Shares of BYD surged 5.8% to $84.36 after reports surfaced that the Chinese electric-vehicle giant is close to acquiring a second European manufacturing plant, likely in Spain or France, as it races to sidestep EU tariffs and plant deeper roots in the world's second-largest EV market. BYD Bets It Can Beat EU Tariffs by Buying Europe's Empty Factories — But Can the Math Work Fast Enough?

Shares of BYD jumped 5.8% to $84.36 after senior adviser Alfredo Altavilla confirmed at a Frankfurt conference that Spain and France are candidates for a brownfield acquisition, with "two teams looking around in different jurisdictions" and a decision expected imminently. The market is pricing in a company that isn't just exporting cars — it's embedding itself in the EU's industrial base.

Europe's Empty Factories Are BYD's Shortcut Past Tariffs

BYD's European adviser said the company is scouting existing factories because the EU's proposed "Made in Europe" local-content rules would take effect before entirely new plants could start production. "There is no time to start a greenfield plant today," Altavilla said.

Building new capacity inside the EU takes five to seven years; acquiring existing capacity takes roughly twelve months.

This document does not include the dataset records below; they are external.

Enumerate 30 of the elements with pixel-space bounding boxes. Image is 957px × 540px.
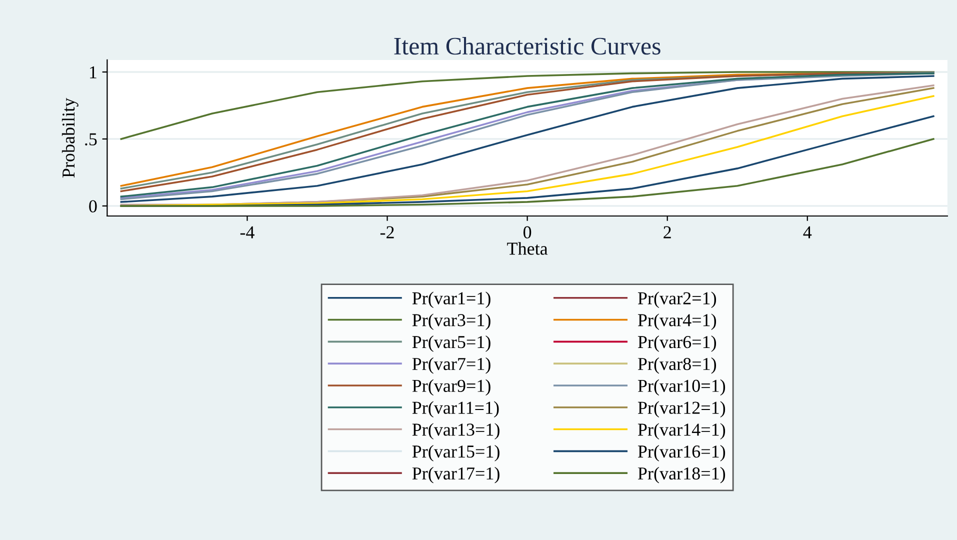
legend-label: Pr(var7=1)	[412, 357, 490, 374]
legend-label: Pr(var16=1)	[638, 444, 726, 462]
legend-label: Pr(var5=1)	[412, 335, 490, 352]
legend-label: Pr(var8=1)	[638, 357, 716, 374]
y-tick-label: 1	[90, 66, 96, 78]
legend-label: Pr(var3=1)	[412, 314, 490, 330]
legend-label: Pr(var2=1)	[638, 292, 716, 308]
y-tick-label: 0	[89, 200, 97, 212]
chart-title: Item Characteristic Curves	[394, 37, 660, 55]
x-tick-label: 4	[803, 226, 812, 238]
x-tick-label: 2	[664, 226, 671, 238]
y-axis-title: Probability	[62, 98, 78, 178]
y-tick-label: .5	[85, 133, 97, 146]
legend-label: Pr(var15=1)	[412, 444, 500, 462]
legend-label: Pr(var18=1)	[638, 466, 726, 484]
legend-label: Pr(var1=1)	[412, 292, 490, 308]
legend-label: Pr(var13=1)	[412, 423, 500, 440]
legend-label: Pr(var6=1)	[638, 335, 716, 352]
legend-label: Pr(var11=1)	[412, 401, 499, 418]
x-tick-label: -4	[240, 226, 254, 238]
x-tick-label: -2	[380, 226, 394, 238]
legend-label: Pr(var17=1)	[412, 466, 500, 484]
legend-label: Pr(var10=1)	[638, 379, 726, 396]
legend-label: Pr(var4=1)	[638, 314, 716, 330]
x-axis-title: Theta	[507, 242, 548, 255]
line-series	[120, 138, 934, 207]
legend-label: Pr(var9=1)	[412, 379, 490, 396]
x-tick-label: 0	[523, 226, 532, 238]
legend-label: Pr(var12=1)	[638, 401, 726, 418]
legend-label: Pr(var14=1)	[638, 423, 726, 440]
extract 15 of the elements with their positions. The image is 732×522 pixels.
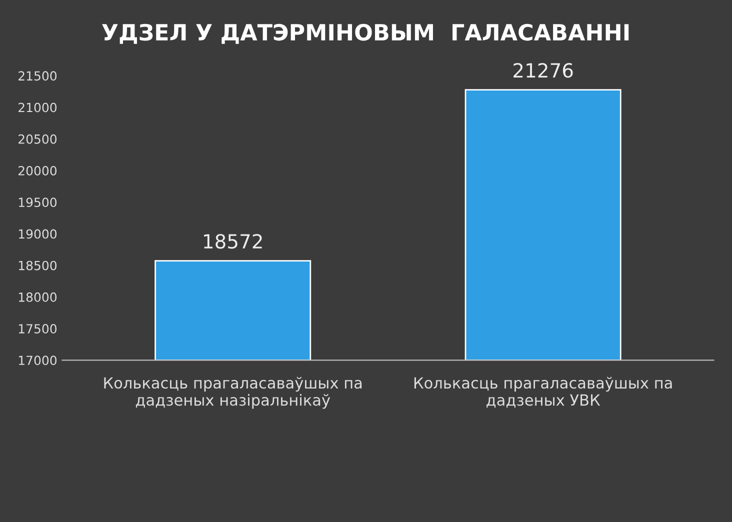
y-tick-label: 17500 <box>18 324 57 334</box>
y-tick-label: 21000 <box>18 102 57 112</box>
y-tick-label: 20500 <box>18 134 57 144</box>
y-tick-label: 18500 <box>18 260 57 270</box>
chart-title: УДЗЕЛ У ДАТЭРМІНОВЫМ ГАЛАСАВАННІ <box>102 24 629 44</box>
y-tick-label: 17000 <box>18 356 57 366</box>
y-tick-label: 20000 <box>18 166 57 176</box>
y-tick-label: 19500 <box>18 198 57 208</box>
y-tick-label: 18000 <box>18 292 57 302</box>
y-tick-label: 21500 <box>18 71 57 81</box>
x-tick-label: Колькасць прагаласаваўшых па дадзеных назіральнікаў <box>104 376 362 409</box>
data-label: 21276 <box>514 63 573 78</box>
y-tick-label: 19000 <box>18 229 57 239</box>
x-tick-label: Колькасць прагаласаваўшых па дадзеных УВК <box>414 376 672 408</box>
data-label: 18572 <box>204 234 262 249</box>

The strategy would let BYD bypass the 17% to 35% tariffs Brussels imposed in 2024 — a direct hit to per-unit margins that local production eliminates.

Sales Are Already Surging Without a Single European-Made Car

BYD's European sales grew 270% last year to almost 188,000 vehicles, and more than doubled again through May to exceed 100,000 units.

Chinese EV market share in Europe has climbed to roughly 10% in Q1 2026, with BYD alone commanding about 7%. That growth is happening entirely with imported cars still subject to tariffs. Local production would widen margins on every unit sold.

Higher-Margin Overseas Sales Are Propping Up a Weakening Domestic Business

Analysts estimate EV sales outside China can generate net profits of up to $3,500 a car — up to four times as much as domestic sales. That matters because BYD's net earnings fell 19% in 2025 to $4.77 billion, with profit margins slipping to 4.1% from 5.2% , squeezed by China's brutal price war. BYD has guided for 5.0 to 5.5 million total vehicle sales in 2026, with an overseas target of 1.5 million units. Europe is central to hitting that number profitably.

Execution Risk Remains Real

BYD's first European plant in Hungary is starting production about a year behind schedule, and its planned Turkish facility has been put on hold. Acquiring a second site before the first is even running at scale is ambitious. Volkswagen, meanwhile, is considering 100,000 job cuts and closing four German factories — a sign of how disruptive BYD's entry has become, but also a reminder that Europe's political response could still tighten. Today's rally bets BYD can outrun both the tariff clock and its own execution timeline.